What makes all the difference is the point that you keep glossing over. The security zones. Microsoft has built in a feature that would be considered a bug in the other browsers. The function to be able to bypass all security restrictions. This would even be a problem if ActiveX ran in a sandbox. In other browsers, a bug could (has), happened that allowed the bypass of security but Microsoft has built this feature in to the browser and since Microsoft uses the browser component in all its products, it not only breaks the security of IE but all of its products. Microsoft can't simply turn this feature off as if it were a bug. It would require a complete redesign. Notice that the other browsers don't implement this feature. There is a reason for this. This is the number one reason that makes XPI not like ActiveX.

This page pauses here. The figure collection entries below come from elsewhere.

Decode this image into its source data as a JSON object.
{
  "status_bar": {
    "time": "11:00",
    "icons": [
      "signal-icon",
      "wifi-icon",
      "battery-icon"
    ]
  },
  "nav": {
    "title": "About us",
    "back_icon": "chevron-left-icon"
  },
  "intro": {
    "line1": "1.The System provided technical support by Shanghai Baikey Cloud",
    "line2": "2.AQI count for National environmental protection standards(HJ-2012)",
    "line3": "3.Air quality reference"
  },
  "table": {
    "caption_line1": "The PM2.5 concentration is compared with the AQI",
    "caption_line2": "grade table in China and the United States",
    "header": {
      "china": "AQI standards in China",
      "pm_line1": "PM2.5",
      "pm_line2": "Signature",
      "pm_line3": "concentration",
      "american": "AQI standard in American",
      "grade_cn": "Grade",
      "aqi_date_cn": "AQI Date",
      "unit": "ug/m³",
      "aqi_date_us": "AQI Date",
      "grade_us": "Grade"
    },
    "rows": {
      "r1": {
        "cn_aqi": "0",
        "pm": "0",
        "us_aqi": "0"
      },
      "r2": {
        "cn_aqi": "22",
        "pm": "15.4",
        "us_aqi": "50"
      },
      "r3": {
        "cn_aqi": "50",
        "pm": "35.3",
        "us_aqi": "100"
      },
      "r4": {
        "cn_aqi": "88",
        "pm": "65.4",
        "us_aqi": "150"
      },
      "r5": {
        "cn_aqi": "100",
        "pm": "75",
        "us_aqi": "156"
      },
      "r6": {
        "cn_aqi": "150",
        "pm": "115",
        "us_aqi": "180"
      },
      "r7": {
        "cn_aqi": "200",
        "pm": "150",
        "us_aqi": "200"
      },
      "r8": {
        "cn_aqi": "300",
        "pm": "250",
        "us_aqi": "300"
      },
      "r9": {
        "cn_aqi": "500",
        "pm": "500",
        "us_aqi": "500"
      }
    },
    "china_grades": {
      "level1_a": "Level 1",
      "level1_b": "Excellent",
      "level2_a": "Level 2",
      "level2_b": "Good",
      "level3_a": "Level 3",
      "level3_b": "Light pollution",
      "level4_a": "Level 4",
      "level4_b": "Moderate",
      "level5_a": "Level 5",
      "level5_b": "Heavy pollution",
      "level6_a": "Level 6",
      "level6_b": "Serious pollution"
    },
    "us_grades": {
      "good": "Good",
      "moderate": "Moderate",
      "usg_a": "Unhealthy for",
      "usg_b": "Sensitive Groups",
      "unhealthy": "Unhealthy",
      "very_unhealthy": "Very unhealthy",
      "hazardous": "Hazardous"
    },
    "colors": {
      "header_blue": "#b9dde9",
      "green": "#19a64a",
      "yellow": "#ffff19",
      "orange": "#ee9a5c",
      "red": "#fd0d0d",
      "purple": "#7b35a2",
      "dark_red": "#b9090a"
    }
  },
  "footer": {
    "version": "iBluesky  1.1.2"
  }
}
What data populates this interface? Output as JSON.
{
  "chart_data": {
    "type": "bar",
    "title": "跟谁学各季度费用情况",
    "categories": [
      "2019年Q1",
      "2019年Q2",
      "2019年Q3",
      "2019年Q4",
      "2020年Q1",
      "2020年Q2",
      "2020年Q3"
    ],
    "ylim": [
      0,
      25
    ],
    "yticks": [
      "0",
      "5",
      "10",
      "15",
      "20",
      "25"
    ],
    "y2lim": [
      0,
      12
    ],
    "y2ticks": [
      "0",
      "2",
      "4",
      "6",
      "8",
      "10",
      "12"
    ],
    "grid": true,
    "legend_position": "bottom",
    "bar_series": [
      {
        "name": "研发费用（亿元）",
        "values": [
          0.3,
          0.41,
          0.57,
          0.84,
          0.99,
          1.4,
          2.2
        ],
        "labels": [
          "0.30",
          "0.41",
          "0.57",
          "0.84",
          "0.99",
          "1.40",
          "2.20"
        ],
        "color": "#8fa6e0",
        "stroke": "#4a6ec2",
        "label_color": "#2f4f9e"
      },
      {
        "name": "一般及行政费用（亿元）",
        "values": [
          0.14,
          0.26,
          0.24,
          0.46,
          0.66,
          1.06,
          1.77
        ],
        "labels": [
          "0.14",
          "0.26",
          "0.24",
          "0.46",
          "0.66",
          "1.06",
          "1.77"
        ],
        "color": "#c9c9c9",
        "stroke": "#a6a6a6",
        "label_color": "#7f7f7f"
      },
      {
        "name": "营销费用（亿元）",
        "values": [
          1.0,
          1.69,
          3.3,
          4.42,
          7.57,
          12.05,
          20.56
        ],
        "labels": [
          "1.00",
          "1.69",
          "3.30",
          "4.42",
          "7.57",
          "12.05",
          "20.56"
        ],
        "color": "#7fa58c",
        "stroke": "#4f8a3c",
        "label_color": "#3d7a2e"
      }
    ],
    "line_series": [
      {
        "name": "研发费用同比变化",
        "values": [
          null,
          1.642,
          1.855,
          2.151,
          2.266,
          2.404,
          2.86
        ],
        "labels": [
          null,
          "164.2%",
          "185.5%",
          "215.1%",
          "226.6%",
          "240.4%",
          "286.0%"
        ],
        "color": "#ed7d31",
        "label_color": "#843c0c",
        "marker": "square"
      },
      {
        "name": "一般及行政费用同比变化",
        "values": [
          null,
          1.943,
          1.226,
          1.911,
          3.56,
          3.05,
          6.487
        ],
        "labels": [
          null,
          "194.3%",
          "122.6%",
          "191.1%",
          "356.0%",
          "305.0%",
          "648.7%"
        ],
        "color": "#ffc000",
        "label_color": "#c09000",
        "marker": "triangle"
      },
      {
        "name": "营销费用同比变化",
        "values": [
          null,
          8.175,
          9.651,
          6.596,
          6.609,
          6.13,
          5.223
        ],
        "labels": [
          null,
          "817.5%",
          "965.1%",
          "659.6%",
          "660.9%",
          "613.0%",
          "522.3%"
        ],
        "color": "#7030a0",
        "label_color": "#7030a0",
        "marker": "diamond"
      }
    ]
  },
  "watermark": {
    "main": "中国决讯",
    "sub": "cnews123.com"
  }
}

You sound less angry in this post.
Sorry my bullshit sensor overloaded.
XPI also has no sandbox at all and can bind to all local components, "safe for scripting" or not. Once again you commit falsehoods by pointing out a problem in IE and implying that it does not exist with XPI. Good day.
Whenever I hear the word 'Innovation', I reach for my pistol.
XPI is sandboxed by the API. If the API doesn't allow it, it can't do it. ActiveX has full access to the Win32 API. There's a big difference here. I also never related "Safe for scripting" and XPI. "Safe for Scripting" is another ActiveX idiom and has nothing to do with XPI. You keep calling me a lier, among other things, but when I ask you for a specific instance all I get is "YOUR WRONG, expletive". Your simply a waste of electrons.
...?!?
Summary of conversation so far:
Nutscrape: YOUR WRONG, YOUR WRONG, YOUR WRONG, YOUR WRONG. Expletive.
Stormcoder: How am I wrong?
Nutscrape:
Nutscrape: YOUR WRONG, YOUR WRONG, YOUR WRONG, YOUR WRONG. Expletive.
How lame.
Sorry my bullshit sensor overloaded.
XPI downloads can call Win32. YOUR (sic) WRONG. Expletive!
Solution: stop being wrong all the time. (And I agree, attempting to talk to you is lame.)
Whenever I hear the word 'Innovation', I reach for my pistol.